© JUNGE FREIHEIT Verlag GmbH & Co.  www.jungefreiheit.de  47/13 / 15. November 2013

Jenseits der Schuldfrage
NSU-Prozeß: Anwälte der Nebenklage versuchen das Verfahren zu einem politischen Schauprozeß zu machen
Hinrich Rohbohm

Die Arme demonstrativ vor der Brust verschränkt, die Beine lässig vom Stuhl weggestreckt, in den er sich weit zurückgelehnt hat. Die Körperhaltung des Zeugen Frank L. vor dem Staatsschutzsenat des Landgerichts München signalisiert seine ablehnende Haltung, die Verachtung, die er diesem Land, der Bundesrepublik Deutschland entgegenbringt. Der großgewachsene, breitschultrige Mann hat seinen Kopf kahlgeschoren, trägt einen schwarzen Kapuzenpulli.

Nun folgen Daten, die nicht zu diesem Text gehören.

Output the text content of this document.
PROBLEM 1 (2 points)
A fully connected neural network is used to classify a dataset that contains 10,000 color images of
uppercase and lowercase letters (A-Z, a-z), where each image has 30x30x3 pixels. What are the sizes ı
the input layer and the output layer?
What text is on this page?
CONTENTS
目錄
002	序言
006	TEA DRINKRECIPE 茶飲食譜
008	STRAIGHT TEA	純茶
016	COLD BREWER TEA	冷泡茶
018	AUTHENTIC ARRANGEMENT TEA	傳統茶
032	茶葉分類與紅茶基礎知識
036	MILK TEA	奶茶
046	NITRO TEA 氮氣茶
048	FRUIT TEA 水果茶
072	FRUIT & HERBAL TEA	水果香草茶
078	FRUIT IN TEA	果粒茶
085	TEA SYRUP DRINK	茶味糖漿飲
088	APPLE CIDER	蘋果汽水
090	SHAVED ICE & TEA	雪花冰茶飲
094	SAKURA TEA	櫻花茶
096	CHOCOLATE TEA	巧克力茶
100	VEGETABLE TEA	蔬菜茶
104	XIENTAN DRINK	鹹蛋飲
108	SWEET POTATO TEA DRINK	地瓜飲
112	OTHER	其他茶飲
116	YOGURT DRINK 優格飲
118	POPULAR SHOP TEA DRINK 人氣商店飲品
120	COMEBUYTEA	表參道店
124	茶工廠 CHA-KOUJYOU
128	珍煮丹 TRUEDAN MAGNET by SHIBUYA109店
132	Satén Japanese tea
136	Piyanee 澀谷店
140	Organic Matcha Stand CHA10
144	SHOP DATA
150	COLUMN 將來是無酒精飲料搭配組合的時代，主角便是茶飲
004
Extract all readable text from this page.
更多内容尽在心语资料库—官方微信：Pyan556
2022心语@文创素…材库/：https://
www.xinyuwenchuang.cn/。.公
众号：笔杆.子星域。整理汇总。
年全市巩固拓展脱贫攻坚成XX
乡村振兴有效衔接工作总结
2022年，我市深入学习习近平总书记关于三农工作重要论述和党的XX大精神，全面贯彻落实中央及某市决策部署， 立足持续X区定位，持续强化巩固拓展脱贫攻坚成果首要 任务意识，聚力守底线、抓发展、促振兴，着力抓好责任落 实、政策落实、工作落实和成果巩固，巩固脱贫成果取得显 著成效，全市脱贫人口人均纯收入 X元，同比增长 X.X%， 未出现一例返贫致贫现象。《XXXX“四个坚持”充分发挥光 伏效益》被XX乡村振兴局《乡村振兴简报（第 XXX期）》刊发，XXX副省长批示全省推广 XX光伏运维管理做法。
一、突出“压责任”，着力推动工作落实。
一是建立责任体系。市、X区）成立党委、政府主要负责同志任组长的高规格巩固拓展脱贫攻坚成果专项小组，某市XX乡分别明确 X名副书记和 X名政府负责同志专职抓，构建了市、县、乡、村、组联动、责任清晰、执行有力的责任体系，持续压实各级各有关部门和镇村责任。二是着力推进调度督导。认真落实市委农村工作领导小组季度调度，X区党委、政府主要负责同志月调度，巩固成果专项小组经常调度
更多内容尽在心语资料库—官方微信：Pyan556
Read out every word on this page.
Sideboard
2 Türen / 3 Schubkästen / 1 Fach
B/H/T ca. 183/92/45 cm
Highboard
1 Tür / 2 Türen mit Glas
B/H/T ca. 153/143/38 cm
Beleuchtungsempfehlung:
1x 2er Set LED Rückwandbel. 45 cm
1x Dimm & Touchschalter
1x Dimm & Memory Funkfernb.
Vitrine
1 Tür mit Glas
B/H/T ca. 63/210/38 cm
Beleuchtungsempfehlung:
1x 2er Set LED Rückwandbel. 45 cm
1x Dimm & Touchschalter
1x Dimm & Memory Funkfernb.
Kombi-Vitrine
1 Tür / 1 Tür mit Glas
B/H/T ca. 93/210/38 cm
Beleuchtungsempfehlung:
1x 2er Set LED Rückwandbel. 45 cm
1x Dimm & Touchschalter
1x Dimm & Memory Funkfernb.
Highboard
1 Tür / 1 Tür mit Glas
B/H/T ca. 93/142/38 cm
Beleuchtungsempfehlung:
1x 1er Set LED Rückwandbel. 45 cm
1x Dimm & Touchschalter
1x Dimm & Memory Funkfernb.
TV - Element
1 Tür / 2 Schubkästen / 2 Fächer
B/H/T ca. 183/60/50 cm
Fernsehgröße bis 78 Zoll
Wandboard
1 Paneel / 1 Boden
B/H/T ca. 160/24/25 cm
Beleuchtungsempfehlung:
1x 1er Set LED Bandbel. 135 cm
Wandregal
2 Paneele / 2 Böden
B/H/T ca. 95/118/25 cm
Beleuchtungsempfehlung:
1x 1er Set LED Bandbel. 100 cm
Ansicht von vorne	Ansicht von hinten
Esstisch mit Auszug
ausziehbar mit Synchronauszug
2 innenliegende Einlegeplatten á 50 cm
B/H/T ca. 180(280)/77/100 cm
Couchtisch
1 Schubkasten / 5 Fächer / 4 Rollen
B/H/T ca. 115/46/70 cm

Er stammt aus der rechtsextremistischen Szene, hatte in den neunziger Jahren in Jena zusammen mit seinem Geschäftspartner Andreas S. einen Infoladen betrieben, das Madley. Sie verkauften Schuhe, Jacken, Aufnäher, indizierte Musik, einschlägige Devotionalien der Szene. Auch Waffen?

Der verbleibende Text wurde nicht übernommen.